Objective: To analyse achievement of metabolic targets by English general practices following the introduction of a new system of incentives.
Methods: Clinical data were abstracted from the records of 2099 patients at 26 general practices in South London. Cross-sectional data for 2005 were obtained for all general practices in England, including characteristics of registered populations, practice organizational characteristics and 'Quality and Outcomes Framework' (QOF) metabolic targets.
Results: Among 26 practices in South London, the median practice-specific proportion of patients achieving HbA(1c) < or = 7.4% each year increased: 2000, 22%; 2001, 32%; 2002, 37%; 2003, 38% and in 2005 from QOF, 57%. In 8484 general practices in England in 2005, the median proportion of diabetic patients with HbA(1c) < or = 7.4% was 59.0%; the highest and lowest centiles ranged from 27.7 to 89.8% among general practices, from 46.9 to 71.0% among 303 primary care trusts and from 49.9 to 67.1.% among 28 health authorities.
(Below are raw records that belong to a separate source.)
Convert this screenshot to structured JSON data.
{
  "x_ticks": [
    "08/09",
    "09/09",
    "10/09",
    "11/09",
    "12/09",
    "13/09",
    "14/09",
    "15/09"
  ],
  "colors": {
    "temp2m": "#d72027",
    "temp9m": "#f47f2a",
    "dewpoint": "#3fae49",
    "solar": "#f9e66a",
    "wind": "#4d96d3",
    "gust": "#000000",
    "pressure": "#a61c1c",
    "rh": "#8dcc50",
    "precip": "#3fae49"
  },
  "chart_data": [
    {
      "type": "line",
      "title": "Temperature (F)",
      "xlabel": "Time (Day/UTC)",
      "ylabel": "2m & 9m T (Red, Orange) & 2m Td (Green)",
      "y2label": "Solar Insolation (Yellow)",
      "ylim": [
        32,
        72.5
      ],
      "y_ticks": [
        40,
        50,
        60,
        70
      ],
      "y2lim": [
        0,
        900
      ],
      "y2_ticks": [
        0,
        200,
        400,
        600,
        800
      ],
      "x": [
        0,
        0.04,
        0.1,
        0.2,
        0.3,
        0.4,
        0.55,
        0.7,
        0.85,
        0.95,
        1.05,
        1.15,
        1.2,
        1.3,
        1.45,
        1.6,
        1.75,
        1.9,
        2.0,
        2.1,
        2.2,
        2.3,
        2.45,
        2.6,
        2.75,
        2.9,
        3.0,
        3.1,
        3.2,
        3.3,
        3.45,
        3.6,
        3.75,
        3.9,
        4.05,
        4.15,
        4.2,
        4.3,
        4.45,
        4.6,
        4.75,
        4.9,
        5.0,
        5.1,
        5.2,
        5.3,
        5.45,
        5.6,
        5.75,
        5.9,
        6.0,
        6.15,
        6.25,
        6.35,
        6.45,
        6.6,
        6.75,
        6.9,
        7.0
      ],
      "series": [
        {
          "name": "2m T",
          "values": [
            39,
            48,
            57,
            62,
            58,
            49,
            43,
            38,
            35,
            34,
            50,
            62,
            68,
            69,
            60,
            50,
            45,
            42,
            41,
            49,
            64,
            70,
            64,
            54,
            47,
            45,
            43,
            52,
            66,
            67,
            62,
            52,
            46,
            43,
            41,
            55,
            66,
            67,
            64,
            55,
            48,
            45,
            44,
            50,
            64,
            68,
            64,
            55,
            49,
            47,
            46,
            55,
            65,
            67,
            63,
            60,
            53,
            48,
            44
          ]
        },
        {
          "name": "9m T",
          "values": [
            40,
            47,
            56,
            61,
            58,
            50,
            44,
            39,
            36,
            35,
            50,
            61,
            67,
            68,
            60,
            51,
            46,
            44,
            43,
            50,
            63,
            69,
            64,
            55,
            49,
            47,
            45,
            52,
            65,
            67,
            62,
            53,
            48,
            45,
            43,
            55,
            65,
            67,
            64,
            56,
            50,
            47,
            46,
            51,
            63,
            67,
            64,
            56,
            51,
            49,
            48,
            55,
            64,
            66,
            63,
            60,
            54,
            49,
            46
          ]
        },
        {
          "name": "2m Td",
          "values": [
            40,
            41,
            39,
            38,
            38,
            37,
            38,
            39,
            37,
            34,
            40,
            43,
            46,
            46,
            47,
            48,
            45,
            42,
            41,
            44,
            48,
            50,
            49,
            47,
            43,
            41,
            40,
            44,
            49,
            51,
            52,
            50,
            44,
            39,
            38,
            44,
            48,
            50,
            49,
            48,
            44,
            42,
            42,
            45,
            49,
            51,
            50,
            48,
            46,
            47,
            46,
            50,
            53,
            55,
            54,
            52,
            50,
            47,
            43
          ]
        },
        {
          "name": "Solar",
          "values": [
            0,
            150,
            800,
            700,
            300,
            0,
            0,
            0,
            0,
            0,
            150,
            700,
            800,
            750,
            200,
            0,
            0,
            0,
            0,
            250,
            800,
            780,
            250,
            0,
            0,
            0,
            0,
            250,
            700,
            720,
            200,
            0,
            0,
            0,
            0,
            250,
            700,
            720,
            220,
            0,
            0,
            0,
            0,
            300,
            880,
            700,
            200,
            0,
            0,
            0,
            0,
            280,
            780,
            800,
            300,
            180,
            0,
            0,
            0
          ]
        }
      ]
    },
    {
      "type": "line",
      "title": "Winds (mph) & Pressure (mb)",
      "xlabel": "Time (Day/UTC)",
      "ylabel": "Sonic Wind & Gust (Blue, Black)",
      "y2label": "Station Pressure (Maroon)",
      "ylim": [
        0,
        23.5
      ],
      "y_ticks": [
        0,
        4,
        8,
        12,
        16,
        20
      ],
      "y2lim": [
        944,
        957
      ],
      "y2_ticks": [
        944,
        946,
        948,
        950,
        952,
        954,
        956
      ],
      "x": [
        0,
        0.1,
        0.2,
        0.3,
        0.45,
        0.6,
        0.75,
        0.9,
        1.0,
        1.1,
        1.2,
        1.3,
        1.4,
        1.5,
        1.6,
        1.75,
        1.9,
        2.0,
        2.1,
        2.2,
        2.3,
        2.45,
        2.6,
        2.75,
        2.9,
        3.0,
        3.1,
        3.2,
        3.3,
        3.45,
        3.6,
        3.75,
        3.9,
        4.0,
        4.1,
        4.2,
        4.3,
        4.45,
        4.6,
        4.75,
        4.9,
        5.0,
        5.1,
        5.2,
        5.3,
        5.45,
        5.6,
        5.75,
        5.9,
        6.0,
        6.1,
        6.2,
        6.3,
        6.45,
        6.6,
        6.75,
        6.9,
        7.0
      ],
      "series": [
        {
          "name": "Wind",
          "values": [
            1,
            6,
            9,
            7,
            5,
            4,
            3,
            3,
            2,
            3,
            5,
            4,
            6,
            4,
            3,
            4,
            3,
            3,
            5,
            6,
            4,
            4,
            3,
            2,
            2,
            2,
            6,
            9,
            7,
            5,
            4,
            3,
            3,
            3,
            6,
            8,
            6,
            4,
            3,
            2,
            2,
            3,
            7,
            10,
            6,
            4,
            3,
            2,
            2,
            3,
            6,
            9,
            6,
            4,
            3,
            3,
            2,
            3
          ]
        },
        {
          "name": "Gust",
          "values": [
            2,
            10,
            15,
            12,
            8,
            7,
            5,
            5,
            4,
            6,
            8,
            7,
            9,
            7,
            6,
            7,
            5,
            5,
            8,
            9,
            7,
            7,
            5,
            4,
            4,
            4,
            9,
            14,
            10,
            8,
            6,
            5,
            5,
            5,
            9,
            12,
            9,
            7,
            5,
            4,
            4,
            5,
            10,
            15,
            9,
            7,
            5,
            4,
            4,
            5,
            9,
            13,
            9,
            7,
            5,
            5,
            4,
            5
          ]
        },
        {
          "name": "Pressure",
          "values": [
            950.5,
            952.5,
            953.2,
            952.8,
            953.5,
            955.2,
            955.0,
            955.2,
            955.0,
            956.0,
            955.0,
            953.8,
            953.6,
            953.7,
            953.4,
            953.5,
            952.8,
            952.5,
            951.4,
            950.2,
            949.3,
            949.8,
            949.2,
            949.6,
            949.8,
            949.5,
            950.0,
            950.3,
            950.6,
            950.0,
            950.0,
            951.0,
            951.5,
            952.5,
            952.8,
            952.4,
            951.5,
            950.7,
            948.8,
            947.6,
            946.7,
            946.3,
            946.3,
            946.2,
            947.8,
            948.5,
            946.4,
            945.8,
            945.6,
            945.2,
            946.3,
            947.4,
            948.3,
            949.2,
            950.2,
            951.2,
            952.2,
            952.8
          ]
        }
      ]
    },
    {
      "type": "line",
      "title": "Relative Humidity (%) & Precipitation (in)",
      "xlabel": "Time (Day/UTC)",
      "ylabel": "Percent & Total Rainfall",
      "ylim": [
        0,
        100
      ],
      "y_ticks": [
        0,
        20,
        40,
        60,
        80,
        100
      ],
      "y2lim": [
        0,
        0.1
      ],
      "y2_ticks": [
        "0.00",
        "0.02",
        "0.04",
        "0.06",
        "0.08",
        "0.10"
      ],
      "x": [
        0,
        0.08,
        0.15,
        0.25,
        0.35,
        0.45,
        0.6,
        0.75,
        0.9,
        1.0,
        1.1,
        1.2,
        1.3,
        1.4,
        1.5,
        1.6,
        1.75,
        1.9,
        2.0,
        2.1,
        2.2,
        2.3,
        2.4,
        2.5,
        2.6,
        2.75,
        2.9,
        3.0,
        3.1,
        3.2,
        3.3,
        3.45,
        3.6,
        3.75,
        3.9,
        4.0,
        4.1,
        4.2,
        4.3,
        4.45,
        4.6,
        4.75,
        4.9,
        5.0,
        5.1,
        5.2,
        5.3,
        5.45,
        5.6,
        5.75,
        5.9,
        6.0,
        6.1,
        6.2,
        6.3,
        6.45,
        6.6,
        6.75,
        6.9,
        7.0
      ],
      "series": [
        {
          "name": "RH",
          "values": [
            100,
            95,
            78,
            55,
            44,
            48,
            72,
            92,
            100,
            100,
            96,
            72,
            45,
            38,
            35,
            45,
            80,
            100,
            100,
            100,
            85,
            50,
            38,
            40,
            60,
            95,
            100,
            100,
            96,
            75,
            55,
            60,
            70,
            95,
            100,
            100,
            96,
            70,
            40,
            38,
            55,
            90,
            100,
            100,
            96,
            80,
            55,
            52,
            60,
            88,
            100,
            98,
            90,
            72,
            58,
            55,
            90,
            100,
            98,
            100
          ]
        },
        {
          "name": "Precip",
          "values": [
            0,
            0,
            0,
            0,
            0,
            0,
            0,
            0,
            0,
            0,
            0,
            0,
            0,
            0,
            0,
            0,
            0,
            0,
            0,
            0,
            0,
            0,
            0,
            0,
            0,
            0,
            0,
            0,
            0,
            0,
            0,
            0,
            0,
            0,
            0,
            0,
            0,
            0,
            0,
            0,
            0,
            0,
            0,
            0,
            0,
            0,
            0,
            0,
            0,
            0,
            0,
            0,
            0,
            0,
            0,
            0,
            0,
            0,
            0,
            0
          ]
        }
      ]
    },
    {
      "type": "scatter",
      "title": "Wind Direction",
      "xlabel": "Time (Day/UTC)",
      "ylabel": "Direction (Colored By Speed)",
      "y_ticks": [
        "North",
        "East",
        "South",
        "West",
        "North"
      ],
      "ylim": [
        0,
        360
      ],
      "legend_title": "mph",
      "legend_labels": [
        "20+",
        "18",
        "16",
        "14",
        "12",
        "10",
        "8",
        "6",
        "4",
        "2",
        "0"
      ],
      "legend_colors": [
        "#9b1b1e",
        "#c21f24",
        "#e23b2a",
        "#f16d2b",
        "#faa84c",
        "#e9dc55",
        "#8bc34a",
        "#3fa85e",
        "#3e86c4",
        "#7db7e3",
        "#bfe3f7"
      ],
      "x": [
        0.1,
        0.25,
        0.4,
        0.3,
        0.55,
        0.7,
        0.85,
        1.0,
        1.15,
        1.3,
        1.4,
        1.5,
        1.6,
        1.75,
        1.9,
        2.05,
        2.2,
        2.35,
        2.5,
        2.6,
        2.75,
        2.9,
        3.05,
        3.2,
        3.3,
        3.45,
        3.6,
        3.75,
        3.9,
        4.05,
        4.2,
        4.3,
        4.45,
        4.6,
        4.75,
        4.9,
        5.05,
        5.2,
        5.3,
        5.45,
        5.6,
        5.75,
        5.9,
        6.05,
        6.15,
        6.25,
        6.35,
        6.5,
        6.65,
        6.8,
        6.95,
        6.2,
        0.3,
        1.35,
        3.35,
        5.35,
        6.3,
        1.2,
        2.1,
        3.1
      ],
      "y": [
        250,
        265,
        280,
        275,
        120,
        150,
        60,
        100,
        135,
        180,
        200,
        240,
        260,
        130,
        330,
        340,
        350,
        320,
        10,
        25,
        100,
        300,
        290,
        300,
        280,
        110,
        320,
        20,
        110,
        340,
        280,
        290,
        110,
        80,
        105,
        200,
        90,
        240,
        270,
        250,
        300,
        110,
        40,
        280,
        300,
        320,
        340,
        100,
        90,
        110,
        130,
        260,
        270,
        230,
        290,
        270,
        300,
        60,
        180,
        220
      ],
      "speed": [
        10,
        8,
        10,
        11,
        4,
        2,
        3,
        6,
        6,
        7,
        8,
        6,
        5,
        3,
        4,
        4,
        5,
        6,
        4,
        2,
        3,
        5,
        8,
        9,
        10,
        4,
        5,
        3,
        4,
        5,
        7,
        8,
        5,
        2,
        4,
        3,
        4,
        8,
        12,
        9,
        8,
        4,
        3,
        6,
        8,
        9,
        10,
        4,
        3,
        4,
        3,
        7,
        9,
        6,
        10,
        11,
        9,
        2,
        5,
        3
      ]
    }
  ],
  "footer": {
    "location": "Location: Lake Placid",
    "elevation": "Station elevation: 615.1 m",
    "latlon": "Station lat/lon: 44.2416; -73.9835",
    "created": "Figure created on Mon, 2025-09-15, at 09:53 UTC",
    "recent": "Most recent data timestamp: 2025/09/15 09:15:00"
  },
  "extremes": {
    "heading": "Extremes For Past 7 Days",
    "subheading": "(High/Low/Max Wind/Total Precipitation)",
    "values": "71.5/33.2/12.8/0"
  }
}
Comparing the highest and lowest tertiles of deprivation, the per cent achieving HbA(1c) < or = 7.4% was 2.96% (95% confidence interval 2.23-3.69%) lower in the most deprived areas. In areas with the highest proportion of ethnic minorities, the per cent achieving HbA(1c) < or = 7.4% was 2.73% (1.85-3.61%) lower than where there were few ethnic minorities. Practices with the highest total QOF organization scores had more patients achieving the HbA(1c) target (difference 5.03%, 4.43-5.64%).
Conclusions: Intermediate outcomes are improving but deprived areas with less organized services achieve worse glycaemic control. Financial incentives may contribute to improved services and better clinical outcomes.